# Task 2

## General instructions

First, update the following cell to have a link to your Homework 2 GitHub repository

**UPDATE THIS LINK**
https://github.com/p-park6/eds220-hwk-2

Add comments for all your code and commit as needed. Err on the side of commenting and commiting too much for now.


## About the data

In this task you will use [Air Quality Index (AQI)](https://www.airnow.gov/aqi/aqi-basics/) data from the [US Environmental Protection Agency](https://www.epa.gov) to visualize the impact on the AQI of the 2017 [Thomas Fire](https://en.wikipedia.org/wiki/Thomas_Fire) in Santa Barbara County. 

## FINAL CODE

You will use the next cell at the end of the task.

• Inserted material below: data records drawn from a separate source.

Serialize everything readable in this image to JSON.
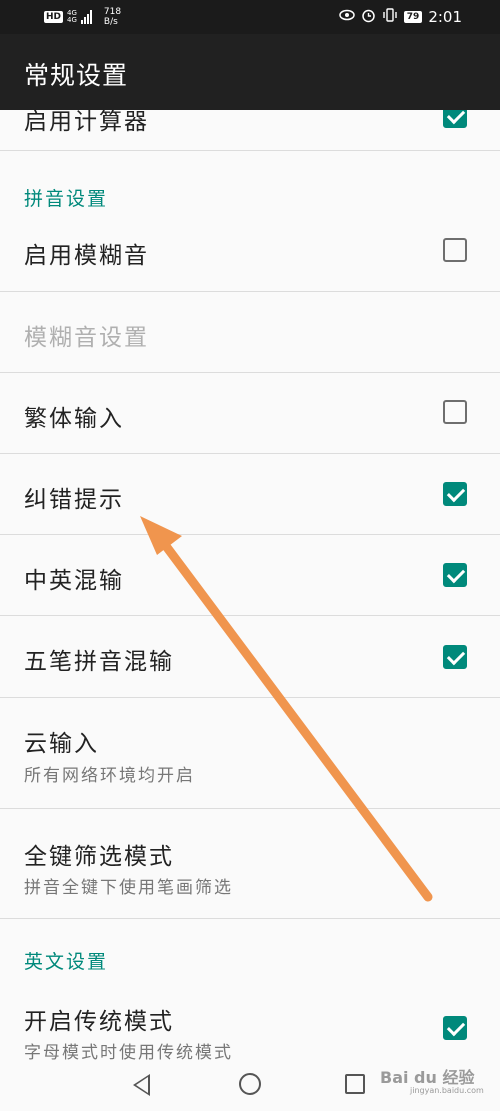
{
  "status_bar": {
    "hd": "HD",
    "network_top": "4G",
    "network_bottom": "4G",
    "speed_value": "718",
    "speed_unit": "B/s",
    "battery": "79",
    "time": "2:01"
  },
  "toolbar": {
    "title": "常规设置"
  },
  "rows_top": {
    "enable_calculator": {
      "label": "启用计算器",
      "checked": true
    }
  },
  "pinyin_section": {
    "header": "拼音设置",
    "fuzzy": {
      "label": "启用模糊音",
      "checked": false
    },
    "fuzzy_settings": {
      "label": "模糊音设置",
      "enabled": false
    },
    "traditional": {
      "label": "繁体输入",
      "checked": false
    },
    "correction": {
      "label": "纠错提示",
      "checked": true
    },
    "mixed_cn_en": {
      "label": "中英混输",
      "checked": true
    },
    "wubi_pinyin": {
      "label": "五笔拼音混输",
      "checked": true
    },
    "cloud": {
      "label": "云输入",
      "summary": "所有网络环境均开启"
    },
    "full_key": {
      "label": "全键筛选模式",
      "summary": "拼音全键下使用笔画筛选"
    }
  },
  "english_section": {
    "header": "英文设置",
    "traditional_mode": {
      "label": "开启传统模式",
      "summary": "字母模式时使用传统模式",
      "checked": true
    }
  },
  "watermark": {
    "main": "Bai du 经验",
    "sub": "jingyan.baidu.com"
  },
  "colors": {
    "accent": "#00897b",
    "toolbar": "#212121",
    "arrow": "#f0954e"
  }
}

Leave it blank for now. 

In [None]:
### ===== FINAL CODE =====

## 1

1. Go to [EPA's website on Air Quality Data Collected at Outdoor Monitors Across the US](https://www.epa.gov/outdoor-air-quality-data). 
2. Under "Donwload Data" click on "Pre-generated Data Files"
3. Click on "Tables of Daily AQI"
4. Copy the URL to the 2017 Daily AQI **by County** zip file `daily_aqi_by_county_2017.zip`
5. In the next code cell read in the data from the URL using the `pd.read_csv` function and store it as `aqi_17`. 
6. In the same cell, read in the data for the 2018 Daily AQI by County zip file and store it as `aqi_18`.

In [None]:
import pandas as pd

In [None]:
# read in daily AQI 2017 zip file from url
aqi_17 = pd.read_csv("https://aqs.epa.gov/aqsweb/airdata/daily_aqi_by_county_2017.zip")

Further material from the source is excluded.